It can be difficult to find time to finish a video game, especially if you only have a few hours a week to play. In our biweekly column Short Play we suggest video games that can be started and finished in a weekend.
In a way, puzzle boxes are the purest type of game. They have a simple objective — open the box — and the actual game is figuring out how to do that. There isn’t really a tutorial or rules, just things you intrinsically pick up as you fiddle and poke at different parts to find the solution. That physicality is a big part of the experience as well, which is perhaps why some of the most successful digital puzzle boxes are on devices with touch interfaces.
Gnog is a game about solving puzzle boxes from developer KoOp. It was originally released on PS4 last year and then ported to iOS before recently coming to PC. The thing about its puzzles is that they are more than just a box on a table — each is quite literally a character.

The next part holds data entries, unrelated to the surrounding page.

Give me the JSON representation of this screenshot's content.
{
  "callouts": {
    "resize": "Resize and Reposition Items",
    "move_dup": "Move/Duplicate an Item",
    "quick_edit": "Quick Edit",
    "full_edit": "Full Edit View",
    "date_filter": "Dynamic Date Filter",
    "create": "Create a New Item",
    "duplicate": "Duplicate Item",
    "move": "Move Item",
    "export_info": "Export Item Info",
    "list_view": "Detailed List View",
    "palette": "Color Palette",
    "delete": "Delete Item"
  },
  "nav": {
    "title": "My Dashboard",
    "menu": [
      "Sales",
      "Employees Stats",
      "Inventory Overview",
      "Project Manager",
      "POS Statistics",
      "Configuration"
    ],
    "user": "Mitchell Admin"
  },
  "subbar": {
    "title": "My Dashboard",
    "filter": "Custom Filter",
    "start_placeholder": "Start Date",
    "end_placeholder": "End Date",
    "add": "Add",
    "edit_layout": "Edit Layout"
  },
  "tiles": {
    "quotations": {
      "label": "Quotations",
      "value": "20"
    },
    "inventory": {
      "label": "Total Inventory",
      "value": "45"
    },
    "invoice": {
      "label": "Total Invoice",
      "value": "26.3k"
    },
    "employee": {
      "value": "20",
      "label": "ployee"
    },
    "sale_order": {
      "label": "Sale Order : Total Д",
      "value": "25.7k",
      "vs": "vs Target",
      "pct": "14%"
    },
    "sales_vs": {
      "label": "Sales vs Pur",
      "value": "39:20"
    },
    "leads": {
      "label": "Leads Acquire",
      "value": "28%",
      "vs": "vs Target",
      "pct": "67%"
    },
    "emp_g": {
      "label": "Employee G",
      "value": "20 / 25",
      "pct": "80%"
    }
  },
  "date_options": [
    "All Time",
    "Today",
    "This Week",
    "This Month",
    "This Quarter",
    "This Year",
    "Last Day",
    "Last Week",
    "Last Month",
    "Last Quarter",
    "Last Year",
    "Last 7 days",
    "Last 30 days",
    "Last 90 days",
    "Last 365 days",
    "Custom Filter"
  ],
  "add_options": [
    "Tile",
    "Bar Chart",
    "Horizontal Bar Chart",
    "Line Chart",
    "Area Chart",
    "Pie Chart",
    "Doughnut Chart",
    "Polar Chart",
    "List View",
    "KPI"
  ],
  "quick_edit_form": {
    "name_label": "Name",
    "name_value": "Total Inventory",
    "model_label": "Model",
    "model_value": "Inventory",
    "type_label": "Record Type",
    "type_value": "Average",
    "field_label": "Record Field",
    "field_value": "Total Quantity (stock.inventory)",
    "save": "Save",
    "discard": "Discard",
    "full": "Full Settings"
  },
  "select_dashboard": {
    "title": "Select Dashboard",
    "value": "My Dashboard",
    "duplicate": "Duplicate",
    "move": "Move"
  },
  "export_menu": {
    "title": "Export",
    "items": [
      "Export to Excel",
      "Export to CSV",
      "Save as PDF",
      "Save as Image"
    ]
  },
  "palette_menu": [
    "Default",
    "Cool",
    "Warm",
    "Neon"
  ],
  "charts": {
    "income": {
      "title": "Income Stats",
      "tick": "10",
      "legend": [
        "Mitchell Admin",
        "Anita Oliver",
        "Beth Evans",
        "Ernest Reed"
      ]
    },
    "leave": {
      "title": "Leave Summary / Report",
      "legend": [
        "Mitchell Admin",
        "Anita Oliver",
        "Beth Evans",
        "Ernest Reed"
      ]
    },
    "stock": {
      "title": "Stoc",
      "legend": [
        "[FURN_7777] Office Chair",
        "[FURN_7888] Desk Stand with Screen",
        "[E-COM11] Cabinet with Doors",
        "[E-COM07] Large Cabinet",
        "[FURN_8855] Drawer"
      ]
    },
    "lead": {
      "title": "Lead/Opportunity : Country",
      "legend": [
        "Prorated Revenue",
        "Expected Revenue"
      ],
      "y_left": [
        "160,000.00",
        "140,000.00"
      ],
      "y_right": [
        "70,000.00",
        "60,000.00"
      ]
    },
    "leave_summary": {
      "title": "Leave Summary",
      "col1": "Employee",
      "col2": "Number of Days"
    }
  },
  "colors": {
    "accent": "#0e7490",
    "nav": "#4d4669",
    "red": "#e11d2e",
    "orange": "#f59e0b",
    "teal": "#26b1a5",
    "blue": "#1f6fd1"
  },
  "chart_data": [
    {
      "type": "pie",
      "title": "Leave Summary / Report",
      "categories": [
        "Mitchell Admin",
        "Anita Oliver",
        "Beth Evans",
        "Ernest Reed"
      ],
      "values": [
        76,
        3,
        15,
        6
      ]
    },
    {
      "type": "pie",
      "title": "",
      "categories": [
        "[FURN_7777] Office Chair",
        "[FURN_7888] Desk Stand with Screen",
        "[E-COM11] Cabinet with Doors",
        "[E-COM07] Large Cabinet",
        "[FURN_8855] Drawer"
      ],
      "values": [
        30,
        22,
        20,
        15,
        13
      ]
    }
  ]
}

They all have strange faces on their front side, and they possess a lot of personality. Inside each box is a diorama, one that conveys a scene that makes these puzzle boxes into little adventure games.
In one level, the outside of the box is a spaceship that’s been damaged, while on the inside, there’s a two-person crew working to repair it. The puzzles have you working out how to fix the various broken parts outside the ship, as well as recovering their air and food, before eventually restoring their engine and helping them map the solar system they are in.

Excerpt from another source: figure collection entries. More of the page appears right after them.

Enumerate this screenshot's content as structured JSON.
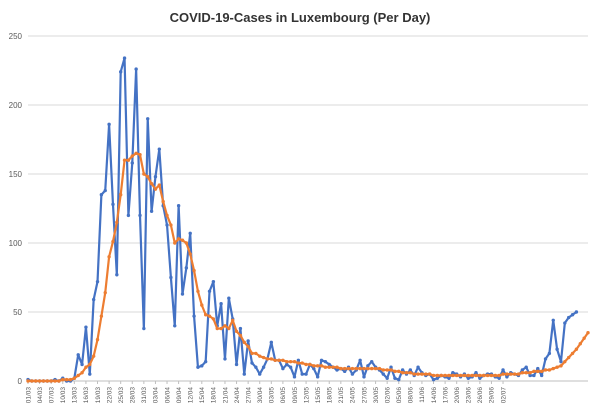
{
  "chart_data": {
    "type": "line",
    "title": "COVID-19-Cases in Luxembourg (Per Day)",
    "xlabel": "",
    "ylabel": "",
    "ylim": [
      0,
      250
    ],
    "yticks": [
      0,
      50,
      100,
      150,
      200,
      250
    ],
    "grid": "horizontal",
    "legend": "none",
    "x_tick_labels": [
      "01/03",
      "04/03",
      "07/03",
      "10/03",
      "13/03",
      "16/03",
      "19/03",
      "22/03",
      "25/03",
      "28/03",
      "31/03",
      "03/04",
      "06/04",
      "09/04",
      "12/04",
      "15/04",
      "18/04",
      "21/04",
      "24/04",
      "27/04",
      "30/04",
      "03/05",
      "06/05",
      "09/05",
      "12/05",
      "15/05",
      "18/05",
      "21/05",
      "24/05",
      "27/05",
      "30/05",
      "02/06",
      "05/06",
      "08/06",
      "11/06",
      "14/06",
      "17/06",
      "20/06",
      "23/06",
      "26/06",
      "29/06",
      "02/07"
    ],
    "series": [
      {
        "color": "#4472C4",
        "values": [
          1,
          0,
          0,
          0,
          0,
          0,
          0,
          1,
          0,
          2,
          0,
          0,
          2,
          19,
          12,
          39,
          5,
          59,
          72,
          135,
          138,
          186,
          128,
          77,
          224,
          234,
          120,
          158,
          226,
          120,
          38,
          190,
          123,
          148,
          168,
          127,
          113,
          75,
          40,
          127,
          63,
          82,
          107,
          47,
          10,
          11,
          14,
          65,
          72,
          40,
          56,
          16,
          60,
          45,
          12,
          38,
          5,
          29,
          13,
          10,
          5,
          10,
          16,
          28,
          15,
          15,
          9,
          12,
          10,
          3,
          15,
          5,
          5,
          12,
          9,
          3,
          15,
          14,
          12,
          10,
          8,
          9,
          7,
          10,
          5,
          8,
          15,
          3,
          11,
          14,
          10,
          8,
          5,
          2,
          10,
          2,
          1,
          8,
          5,
          8,
          4,
          10,
          6,
          4,
          5,
          1,
          2,
          4,
          3,
          2,
          6,
          5,
          3,
          5,
          2,
          3,
          6,
          2,
          4,
          5,
          5,
          3,
          2,
          8,
          3,
          6,
          5,
          4,
          8,
          10,
          4,
          4,
          9,
          4,
          16,
          20,
          44,
          23,
          14,
          42,
          46,
          48,
          50
        ]
      },
      {
        "color": "#ED7D31",
        "values": [
          0,
          0,
          0,
          0,
          0,
          0,
          0,
          0,
          0,
          1,
          1,
          1,
          2,
          4,
          6,
          10,
          12,
          18,
          30,
          47,
          64,
          90,
          101,
          115,
          135,
          160,
          160,
          163,
          165,
          164,
          150,
          148,
          143,
          139,
          142,
          130,
          120,
          113,
          100,
          103,
          102,
          100,
          92,
          80,
          65,
          55,
          48,
          47,
          45,
          38,
          38,
          40,
          38,
          44,
          36,
          33,
          28,
          25,
          20,
          20,
          18,
          17,
          16,
          16,
          15,
          15,
          15,
          14,
          14,
          14,
          13,
          13,
          12,
          12,
          11,
          11,
          11,
          10,
          10,
          10,
          10,
          9,
          9,
          9,
          9,
          9,
          9,
          9,
          9,
          9,
          9,
          9,
          8,
          8,
          8,
          7,
          7,
          6,
          6,
          6,
          5,
          5,
          5,
          5,
          5,
          4,
          4,
          4,
          4,
          4,
          4,
          4,
          4,
          4,
          4,
          4,
          4,
          4,
          4,
          4,
          4,
          4,
          4,
          5,
          5,
          5,
          5,
          5,
          6,
          6,
          6,
          7,
          7,
          7,
          8,
          8,
          9,
          10,
          11,
          14,
          17,
          20,
          23,
          27,
          31,
          35
        ]
      }
    ]
  }
}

It’s this aspect that makes Gnog so interesting as a puzzle box game. Normally with puzzle boxes, or puzzles in general, enjoyment comes from the moments you work something out. The “Ah-ha!” moments when things start to click together are powerful, so much so that they can help you push through the parts in between those moments where things are much less enjoyable and sometimes downright boring. You can only futz with trying to correctly rotate or position blocks for so long before you lose interest.
Gnog, meanwhile, turns the puzzle-solving into something akin to playing with a toy. The simple act of fiddling with these buttons and knobs in each level brings its own amusement. Sometimes it causes something to happen, like a mouse running out of a hole in the wall only to be seen by someone who scares it back in. Sometimes your interactions simply produce a good sound. One puzzle box acts like a musical synthesizer where each button and dial affects the level’s soundtrack, changing the pitch or adding new notes and effects. You’re essentially able to create your own music as you mess around.
This structure rewards the search for a solution to the larger puzzle in a way that isn’t explicitly about the player solving the puzzle. It’s similar to what LucasArts adventure games like Monkey Island or Maniac Mansion did by infusing comedy not only into the puzzles, but into the exploration of the world as well. You weren’t just clicking on things to find a solution; you did it because it was fun to do.
For Gnog, this game design choice, coupled with the game’s playful and colorful style, turns potentially aggravating puzzle-solving into something far more relaxing and endearing. It’s not that the game isn’t challenging, but it’s so cute and charming that those challenges don’t feel stressful.